U.S. Bancorp, the nation’s largest regional lender, said profit dropped 3.1 percent in the first quarter as provisions for bad loans surged 25 percent, driven by a jump in downgrades on energy-related credits.

Net income fell to $1.39 billion, or 76 cents a share, from $1.43 billion, or 76 cents, a year earlier, the Minneapolis-based bank said Wednesday in a statement. That matched the average estimate of 31 analysts surveyed by Bloomberg.

Oil prices have plunged more than 60 percent since their 2014 peak, forcing banks to set aside billions of dollars to cover bad energy loans. Standard & Poor’s said in March that U.S. regional banks could suffer losses if oil prices continue to fall. U.S. Bancorp Chief Executive Officer Richard Davis has relied on fees from credit cards and auto financing to bolster earnings.

“Although the pressures from the energy industry negatively impacted the quarter, we took appropriate measures and remain confident that we are well positioned to continue delivering industry-leading returns throughout the year,” Davis, 58, said in the statement.

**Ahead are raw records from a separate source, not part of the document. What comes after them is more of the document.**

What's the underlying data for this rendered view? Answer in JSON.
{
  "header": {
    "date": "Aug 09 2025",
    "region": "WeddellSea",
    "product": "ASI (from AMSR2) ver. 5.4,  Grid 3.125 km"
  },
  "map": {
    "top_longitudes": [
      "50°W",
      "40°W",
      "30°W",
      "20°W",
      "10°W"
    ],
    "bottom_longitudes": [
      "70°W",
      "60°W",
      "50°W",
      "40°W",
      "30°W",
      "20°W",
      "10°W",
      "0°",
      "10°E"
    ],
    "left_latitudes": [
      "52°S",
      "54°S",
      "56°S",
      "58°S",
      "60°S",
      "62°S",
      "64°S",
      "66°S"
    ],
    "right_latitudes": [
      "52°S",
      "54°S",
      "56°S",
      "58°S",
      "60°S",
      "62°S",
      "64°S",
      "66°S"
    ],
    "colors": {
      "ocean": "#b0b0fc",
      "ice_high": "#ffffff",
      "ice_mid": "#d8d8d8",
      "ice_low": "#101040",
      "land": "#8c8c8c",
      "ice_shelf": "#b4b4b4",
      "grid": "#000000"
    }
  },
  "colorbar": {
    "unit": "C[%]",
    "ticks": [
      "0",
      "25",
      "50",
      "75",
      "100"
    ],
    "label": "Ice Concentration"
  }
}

U.S. Bancorp shares rose 1.7 percent to $42.63 at 10:59 a.m. in New York. The stock slipped less than 1 percent this year, compared with the 5.4 percent decline of the 24-company KBW Bank Index.

Souring Loans

Provisions for credit losses increased to $330 million from $264 million a year earlier, and energy-related commercial non-performing assets jumped $257 million from the fourth quarter, the company said. Reserves for the commercial energy sector rose to 9.1 percent of outstanding balances from 5.4 percent at the end of December. The company said provision expenses will remain stable in the second quarter of this year during a conference call with analysts.

U.S. Bancorp’s loans to energy-related businesses were $3.4 billion as of March 31, about 1.3 percent of the total outstanding.

Revenue rose 2.7 percent to $5.04 billion, while expenses climbed 3.2 percent to $2.75 billion.

Comerica Inc., a Dallas-based regional lender, said Tuesday that first-quarter profit dropped 55 percent to $60 million as the bank increased its provision for credit losses more than 10-fold to $148 million, due largely to soured energy loans. The firm said it had hired Boston Consulting Group Inc. to help undertake a “comprehensive review” of its expense and revenue base.

PNC Financial Services Group Inc., the second-largest U.S. regional bank, last week reported profit that missed analysts’ estimates as provisions for bad loans almost tripled from a year earlier.